Underground Lab Plunges Researchers Into Darkness (Matter)

Located one kilometer underground, the Southern Hemisphere’s first underground dark matter physics laboratory is open. The unique laboratory will allow researchers from several Australian universities to try to understand the nature of dark matter and unlock the secrets of our universe.

The project’s principal investigator, Professor Elisabetta Barberio from the University of Melbourne, presents the Stawell Underground Physics Laboratory

A laboratory to shine a light in the darkness

The first stage of the Stawell Underground Physics Laboratory, located at the active Stawell gold mine in Victoria’s Wimmera region, has been completed.

It takes half an hour to get down to the lab site along a 10 kilometer route through what looks like a maze of tunnels. Once there, you’ll find a 33-meter-long by 10-meter-wide laboratory further protected by a product sprayed on the walls called Tekflex, which reduces the potential for radon gas to interfere with the rock mass.

All this to house the SABER (sodium iodide with active background rejection) detector. With it, researchers will look for the visible light emitted when dark matter particles collide with a highly sensitive crystal target.

Professor Alan Duffy, Professor Geoffrey Brooks and Dr Shanti Krishnan, all from Swinburne University of Technology, have collaborated with scientists from other universities on the design and construction of the SABER detector, with the lead vessel on campus at Swinburne’s Wantirna. The components are currently being tested at different facilities around the country before being installed underground at Stawell’s Underground Physics Laboratory next year for the first experiment carried out in the laboratory.

“One of the critical elements developed at Swinburne has been the ‘slow control system’ developed by a team led by Shanti Krishnan of our Factory of the Future. It is designed to ensure that all SABER detector conditions are accurately recorded, given that the detector is sensitive to small changes in temperature, humidity and movement,” says Professor Geoffrey Brooks.

“It’s exciting that the cutting edge of physics research is happening right here in Wantirna, just down the road from where I grew up. A childhood dream has come true!”

Five research institutions will use the Stawell Underground Physics Laboratory to uncover the secrets of the universe, including Swinburne University of Technology, the University of Melbourne, the Australian National University, the University of Adelaide and the Australian Nuclear Science and Technology Association (ANSTO).

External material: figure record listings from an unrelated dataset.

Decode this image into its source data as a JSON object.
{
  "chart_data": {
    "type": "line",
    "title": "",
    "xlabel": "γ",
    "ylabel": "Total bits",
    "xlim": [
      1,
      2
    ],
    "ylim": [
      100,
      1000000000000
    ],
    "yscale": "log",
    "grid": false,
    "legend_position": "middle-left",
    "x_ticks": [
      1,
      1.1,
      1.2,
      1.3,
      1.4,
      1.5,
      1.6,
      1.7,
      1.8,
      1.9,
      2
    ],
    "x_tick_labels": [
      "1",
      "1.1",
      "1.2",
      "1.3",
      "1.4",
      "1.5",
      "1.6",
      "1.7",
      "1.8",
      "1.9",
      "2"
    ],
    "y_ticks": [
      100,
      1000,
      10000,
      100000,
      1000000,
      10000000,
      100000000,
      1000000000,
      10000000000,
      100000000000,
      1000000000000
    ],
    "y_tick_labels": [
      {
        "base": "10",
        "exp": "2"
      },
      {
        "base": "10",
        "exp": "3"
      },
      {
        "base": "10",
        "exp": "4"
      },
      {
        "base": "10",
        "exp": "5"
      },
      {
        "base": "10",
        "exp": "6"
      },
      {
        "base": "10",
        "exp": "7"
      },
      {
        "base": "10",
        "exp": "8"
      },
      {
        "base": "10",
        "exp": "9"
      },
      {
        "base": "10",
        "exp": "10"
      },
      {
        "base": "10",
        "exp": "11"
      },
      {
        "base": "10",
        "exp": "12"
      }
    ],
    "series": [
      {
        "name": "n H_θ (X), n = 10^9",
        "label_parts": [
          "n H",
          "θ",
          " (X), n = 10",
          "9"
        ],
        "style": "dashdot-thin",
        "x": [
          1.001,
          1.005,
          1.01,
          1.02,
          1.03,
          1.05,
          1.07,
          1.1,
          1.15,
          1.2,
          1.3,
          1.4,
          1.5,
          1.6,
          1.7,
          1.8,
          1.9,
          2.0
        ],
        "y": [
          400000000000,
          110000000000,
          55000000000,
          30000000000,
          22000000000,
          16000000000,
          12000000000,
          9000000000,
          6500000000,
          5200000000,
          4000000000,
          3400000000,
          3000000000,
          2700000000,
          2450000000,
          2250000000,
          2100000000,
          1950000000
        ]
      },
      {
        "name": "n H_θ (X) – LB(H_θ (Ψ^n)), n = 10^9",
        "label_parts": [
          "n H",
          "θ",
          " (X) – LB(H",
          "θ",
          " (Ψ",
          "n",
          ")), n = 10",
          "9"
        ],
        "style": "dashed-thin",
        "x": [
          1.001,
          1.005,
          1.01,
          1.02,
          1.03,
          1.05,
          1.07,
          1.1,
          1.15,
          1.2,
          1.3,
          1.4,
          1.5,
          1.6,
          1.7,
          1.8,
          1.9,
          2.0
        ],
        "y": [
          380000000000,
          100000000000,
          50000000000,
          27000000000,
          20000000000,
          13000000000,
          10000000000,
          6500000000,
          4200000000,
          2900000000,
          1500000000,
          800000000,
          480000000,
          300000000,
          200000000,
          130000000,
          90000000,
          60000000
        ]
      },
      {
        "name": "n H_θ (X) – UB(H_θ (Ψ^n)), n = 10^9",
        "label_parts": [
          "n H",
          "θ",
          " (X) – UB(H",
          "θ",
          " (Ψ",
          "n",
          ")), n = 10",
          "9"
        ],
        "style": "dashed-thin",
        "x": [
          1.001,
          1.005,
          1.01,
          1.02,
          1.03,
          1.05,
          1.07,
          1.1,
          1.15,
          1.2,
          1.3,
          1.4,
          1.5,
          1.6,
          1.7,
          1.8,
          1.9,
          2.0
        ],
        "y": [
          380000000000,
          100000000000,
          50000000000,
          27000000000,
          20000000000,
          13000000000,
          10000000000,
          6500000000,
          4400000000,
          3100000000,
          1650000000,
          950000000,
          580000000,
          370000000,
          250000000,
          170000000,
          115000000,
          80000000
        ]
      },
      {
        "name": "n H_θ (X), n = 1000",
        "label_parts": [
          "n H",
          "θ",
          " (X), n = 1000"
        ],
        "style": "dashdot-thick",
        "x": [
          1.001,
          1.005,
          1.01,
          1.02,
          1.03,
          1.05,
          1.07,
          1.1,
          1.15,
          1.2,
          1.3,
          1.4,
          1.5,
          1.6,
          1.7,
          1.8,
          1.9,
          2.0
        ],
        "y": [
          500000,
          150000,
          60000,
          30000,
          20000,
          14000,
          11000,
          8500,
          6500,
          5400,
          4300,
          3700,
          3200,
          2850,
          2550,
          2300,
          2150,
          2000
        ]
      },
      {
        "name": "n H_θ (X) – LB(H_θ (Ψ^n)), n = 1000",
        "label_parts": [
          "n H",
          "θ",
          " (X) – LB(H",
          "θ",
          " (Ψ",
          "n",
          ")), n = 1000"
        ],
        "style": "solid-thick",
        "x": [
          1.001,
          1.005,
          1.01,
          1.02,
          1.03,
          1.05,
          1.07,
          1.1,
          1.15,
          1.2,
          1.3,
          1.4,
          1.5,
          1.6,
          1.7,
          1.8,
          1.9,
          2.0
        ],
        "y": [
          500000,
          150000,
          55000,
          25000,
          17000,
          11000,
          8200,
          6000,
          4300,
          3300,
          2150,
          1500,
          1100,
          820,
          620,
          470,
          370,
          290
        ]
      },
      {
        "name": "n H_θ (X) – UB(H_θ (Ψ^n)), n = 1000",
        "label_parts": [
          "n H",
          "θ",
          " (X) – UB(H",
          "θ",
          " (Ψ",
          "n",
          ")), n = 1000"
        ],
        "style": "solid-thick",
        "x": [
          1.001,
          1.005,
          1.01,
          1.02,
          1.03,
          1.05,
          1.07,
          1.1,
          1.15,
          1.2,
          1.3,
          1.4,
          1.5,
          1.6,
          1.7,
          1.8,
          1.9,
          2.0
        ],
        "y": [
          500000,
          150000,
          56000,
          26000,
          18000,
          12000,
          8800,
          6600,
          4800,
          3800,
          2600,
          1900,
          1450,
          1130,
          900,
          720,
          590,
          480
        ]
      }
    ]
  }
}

The Australian and Victorian governments each provided $5 million in funding for the construction of the Stawell Underground Physics Laboratory, and this funding was boosted by the Australian Research Council awarding a $35 million grant for the development of a national Center of Excellence for dark matter particle physics. .

What about dark matter?

Dark matter is an invisible and unknown form of mass, which makes up five times more of the universe than all the atoms, or baryons, that we can see. Understanding the nature of this so-called dark matter is one of the greatest challenges in the physical sciences of this century, bringing together astronomers, particle and nuclear physicists in a global hunt.

An animation showing the movement of the galaxy within a vast cloud of dark matter, and the resulting headwind of this material as the Sun passes through it. Earth’s motion aligns with this direction for half of the year, meaning headwinds and resulting collisions increase, while for the next six months the motion is in the opposite direction, from so that the speed of dark matter through the planet and any dark matter detector drops. in a predictable way: a signal known as annual modulation. Credit: CAASTRO

There are many candidates for this collisionless, non-luminous gravitational mass; from ultralight axion particles to weakly interacting massive particles (WIMPs) to even primordial black holes.

At Swinburne, researchers use supercomputer simulations to better predict the distribution of dark matter around visible tracers such as stars and galaxies, which are then compared with maps of gravitational lensing from the Hubble Space Telescope or high-energy emissions from the possible self-annihilation of dark matter. signatures as revealed by NASA’s Fermi Gamma-ray Space Telescope.

Institute of Space Technology and Industry director and dark matter expert Professor Alan Duffy says that answering “what is dark matter?” it has the potential to be one of the most significant discoveries of this century.

“Explaining the nature of dark matter would reveal more of the universe than all our collective efforts so far, the search is a global race that merges supercomputers, vast telescopes and huge underground detectors,” he says.

“What we find will transform our picture of physics in this century, as surely as the splitting of the atom did in the 20th century.”